Sony and Bertelsmann have appealed against an annulment of their joint venture that created the world’s number two music company. In July, the Court of First Instance annulled the European Commission’s decision to approve the venture (see our August Music Law Updates. German media group Bertelsmann said in a statement it and Sony had filed the appeal because “the EU Commission’s 2004 decision to clear the Sony BMG recorded music joint venture was correctly decided on both the law and the facts”. The appeal process is likely to take about a year. Meanwhile the European Commission will concurrently undertake a renewed review of Sony and
Bertelsmann’s original merger proposals (annulment issued by the Court Of First Instance simply overturned the original approval on procedural grounds, it did not actually state whether the merger itself was, in fact, anti-competitive – that is for the Commission to decide anew). Bertelsmann said “parties will be providing current market data and other information requested by the Commission in the next few weeks”.

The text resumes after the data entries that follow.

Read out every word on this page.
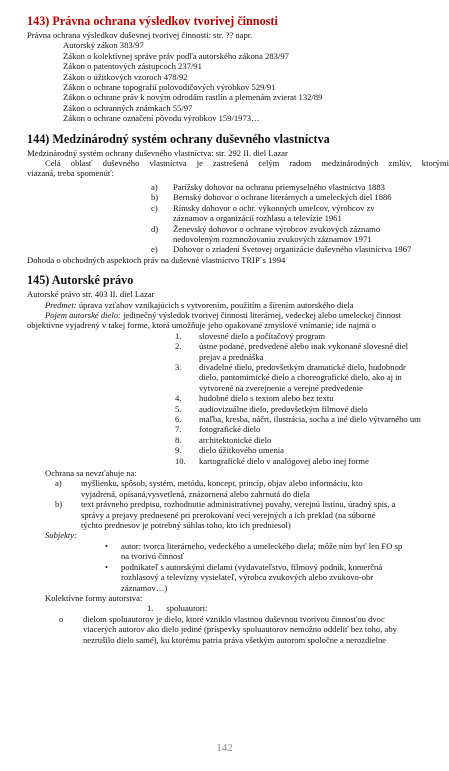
143) Právna ochrana výsledkov tvorivej činnosti
Právna ochrana výsledkov duševnej tvorivej činnosti: str. ?? napr.
Autorský zákon 383/97
Zákon o kolektívnej správe práv podľa autorského zákona 283/97
Zákon o patentových zástupcoch 237/91
Zákon o úžitkových vzoroch 478/92
Zákon o ochrane topografií polovodičových výrobkov 529/91
Zákon o ochrane práv k novým odrodám rastlín a plemenám zvierat 132/89
Zákon o ochranných známkach 55/97
Zákon o ochrane označení pôvodu výrobkov 159/1973…
144) Medzinárodný systém ochrany duševného vlastníctva
Medzinárodný systém ochrany duševného vlastníctva: str. 292 II. diel Lazar
Celá oblasť duševného vlastníctva je zastrešená celým radom medzinárodných zmlúv, ktorými
viazaná, treba spomenúť:
a)	Parížsky dohovor na ochranu priemyselného vlastníctva 1883
b)	Bernský dohovor o ochrane literárnych a umeleckých diel 1886
c)	Rímsky dohovor o ochr. výkonných umelcov, výrobcov zv
záznamov a organizácií rozhlasu a televízie 1961
d)	Ženevský dohovor o ochrane výrobcov zvukových záznamo
nedovoleným rozmnožovaniu zvukových záznamov 1971
e)	Dohovor o zriadení Svetovej organizácie duševného vlastníctva 1967
Dohoda o obchodných aspektoch práv na duševné vlastníctvo TRIP´s 1994
145) Autorské právo
Autorské právo str. 403 II. diel Lazar
Predmet: úprava vzťahov vznikajúcich s vytvorením, použitím a šírením autorského diela
Pojem autorské dielo: jedinečný výsledok tvorivej činnosti literárnej, vedeckej alebo umeleckej činnost
objektívne vyjadrený v takej forme, ktorá umožňuje jeho opakované zmyslové vnímanie; ide najmä o
1.	slovesné dielo a počítačový program
2.	ústne podané, predvedené alebo inak vykonané slovesné diel
prejav a prednáška
3.	divadelné dielo, predovšetkým dramatické dielo, hudobnodr
dielo, pantomimické dielo a choreografické dielo, ako aj in
vytvorené na zverejnenie a verejné predvedenie
4.	hudobné dielo s textom alebo bez textu
5.	audiovizuálne dielo, predovšetkým filmové dielo
6.	maľba, kresba, náčrt, ilustrácia, socha a iné dielo výtvarného um
7.	fotografické dielo
8.	architektonické dielo
9.	dielo úžitkového umenia
10.	kartografické dielo v analógovej alebo inej forme
Ochrana sa nevzťahuje na:
a)	myšlienku, spôsob, systém, metódu, koncept, princíp, objav alebo informáciu, kto
vyjadrená, opísaná,vysvetlená, znázornená alebo zahrnutá do diela
b)	text právneho predpisu, rozhodnutie administratívnej povahy, verejnú listinu, úradný spis, a
správy a prejavy prednesené pri prerokovaní vecí verejných a ich preklad (na súborné
týchto prednesov je potrebný súhlas toho, kto ich predniesol)
Subjekty:
•	autor: tvorca literárneho, vedeckého a umeleckého diela; môže ním byť len FO sp
na tvorivú činnosť
•	podnikateľ s autorskými dielami (vydavateľstvo, filmový podnik, komerčná
rozhlasový a televízny vysielateľ, výrobca zvukových alebo zvukovo-obr
záznamov…)
Kolektívne formy autorstva:
1. spoluautori:
o	dielom spoluautorov je dielo, ktoré vzniklo vlastnou duševnou tvorivou činnosťou dvoc
viacerých autorov ako dielo jediné (príspevky spoluautorov nemožno oddeliť bez toho, aby
nezrušilo dielo samé), ku ktorému patria práva všetkým autorom spoločne a nerozdielne
142
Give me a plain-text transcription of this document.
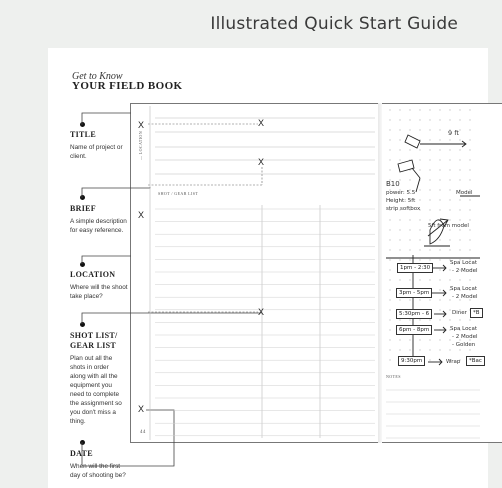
Illustrated Quick Start Guide
Get to Know
YOUR FIELD BOOK
TITLE

Name of project or client.

BRIEF

A simple description for easy reference.

LOCATION

Where will the shoot take place?

SHOT LIST/ GEAR LIST

Plan out all the shots in order along with all the equipment you need to complete the assignment so you don't miss a thing.

DATE

When will the first day of shooting be?

— LOCATION
SHOT / GEAR LIST
44
NOTES
X	X
X
X
X
X
9 ft
Model
B10
power: 5.5
Height: 5ft
strip softbox
5ft from model
1pm - 2:30
Spa Locat
- 2 Model
3pm - 5pm
Spa Locat
- 2 Model
5:30pm - 6	Diner	*B
6pm - 8pm	Spa Locat
- 2 Model
- Golden
9:30pm	Wrap	*Bac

As European officials closely monitor the music industry, it appears that Vivendi is going to restructure the way it buys BMG Music Publishing from Bertlesmann after EC officials expressed concerns regarding the conglomerates existing plans. Universal Music owner Vivendi successfully bid for the publishing company but the finalisation of the deal cannot go ahead until European officials give the takeover the go ahead (such approval is needed given Universal’s existing music and music publishing assets). Vivendi has proposed a solution to this problem using what is called the “hell or high water clause”. Basically, Vivendi pay the money to a third party, probably a bank, who would pass it on to Bertelsmann. The third party would then actually own BMG Music Publishing, until EC approval is achieved (assuming it is, of course), and then ownership of the company passes to Vivendi. However, EC officials are apparently not very keen on this increasingly used trick. One alternative solution is that Vivendi would pay for the publishing firm, but that Bertelsmann would continue to officially own it, in essence acting as a “custodian” of a company they have actually sold, until regulatory approval is obtained.